O resto não passaria de experiências de laboratórios políticos, nalguns casos, ou de mais do mesmo, noutros. Dito de outra maneira, tratar-se-ia de idealismos sem asas para voar, num dos modelos. Ou de parvoíce conservadora e insensível às realidades sociais, no outro.

 

O refém anunciado

Tudo indica que António Costa irá ser, por algum tempo, primeiro-ministro de Portugal. Está certo. Mas espero que seja um primeiro-ministro sem arrogância. Os resultados de 4 de outubro mostram claramente que apenas um em três portugueses o vê, de facto, com capacidade para ser chefe do governo. Tem que haver modéstia.
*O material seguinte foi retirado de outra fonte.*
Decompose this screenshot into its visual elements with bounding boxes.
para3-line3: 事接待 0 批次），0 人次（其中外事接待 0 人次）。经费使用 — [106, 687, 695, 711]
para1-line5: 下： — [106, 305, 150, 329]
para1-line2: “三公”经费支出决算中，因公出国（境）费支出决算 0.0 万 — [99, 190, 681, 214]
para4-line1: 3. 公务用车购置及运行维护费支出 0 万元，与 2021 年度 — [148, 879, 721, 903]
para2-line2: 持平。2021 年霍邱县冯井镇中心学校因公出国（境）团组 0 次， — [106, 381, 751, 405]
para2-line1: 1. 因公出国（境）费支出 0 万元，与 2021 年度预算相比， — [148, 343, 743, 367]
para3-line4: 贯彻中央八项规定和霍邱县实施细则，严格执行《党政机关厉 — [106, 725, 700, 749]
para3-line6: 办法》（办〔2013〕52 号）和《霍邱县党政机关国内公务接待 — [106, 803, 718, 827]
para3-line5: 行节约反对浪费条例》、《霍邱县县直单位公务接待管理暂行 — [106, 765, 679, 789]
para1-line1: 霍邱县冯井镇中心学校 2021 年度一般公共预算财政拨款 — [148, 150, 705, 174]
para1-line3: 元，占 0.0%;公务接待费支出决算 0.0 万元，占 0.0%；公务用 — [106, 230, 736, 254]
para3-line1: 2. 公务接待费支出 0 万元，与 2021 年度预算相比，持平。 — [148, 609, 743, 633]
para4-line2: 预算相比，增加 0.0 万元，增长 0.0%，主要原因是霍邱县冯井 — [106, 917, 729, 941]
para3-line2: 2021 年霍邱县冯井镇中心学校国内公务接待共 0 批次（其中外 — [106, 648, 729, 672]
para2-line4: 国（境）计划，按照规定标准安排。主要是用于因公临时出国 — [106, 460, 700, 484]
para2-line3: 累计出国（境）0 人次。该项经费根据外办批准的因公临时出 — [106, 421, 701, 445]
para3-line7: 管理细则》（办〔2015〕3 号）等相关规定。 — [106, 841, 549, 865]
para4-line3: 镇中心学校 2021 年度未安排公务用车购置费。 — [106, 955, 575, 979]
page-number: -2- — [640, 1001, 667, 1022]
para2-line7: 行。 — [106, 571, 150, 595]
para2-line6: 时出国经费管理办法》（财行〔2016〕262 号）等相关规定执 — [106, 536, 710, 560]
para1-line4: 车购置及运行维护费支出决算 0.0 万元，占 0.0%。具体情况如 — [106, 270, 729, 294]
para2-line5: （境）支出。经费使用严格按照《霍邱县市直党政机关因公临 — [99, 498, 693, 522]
Foi um resultado eleitoral desastroso, sobretudo depois de quatro anos de Passos e Companhia. Se os eleitores lhe reconhecessem estofo para o cargo, Costa teria vencido, nas condições excepcionais de então, de um modo esmagador. Foi isso que Mário Soares disse várias vezes, que a vitória só poderia massiva. Não o foi. Uma boa parte dos eleitores não acredita no líder socialista, não entende o que ele quer, não o vê com uma linha clara de actuação. Projecta, isso sim, uma imagem superficial, repetitiva, sem imaginação e pouco aplicada.

O problema vai ser que Costa irá procurar manter-se no poder a todo o custo. Até porque sabe que no dia em que perder o cargo de primeiro-ministro se iniciará o percurso que o levará às segundas linhas. Para manter o poder, será um eterno refém dos seus aliados de circunstância.

Esse é o risco que esta aliança muito especial traz consigo. Um PS a reboque de um líder fraco, ainda mais enfraquecido porque a sua sobrevivência depende dos radicais iluminados que só por equívoco intelectual alguns chamam de Esquerda.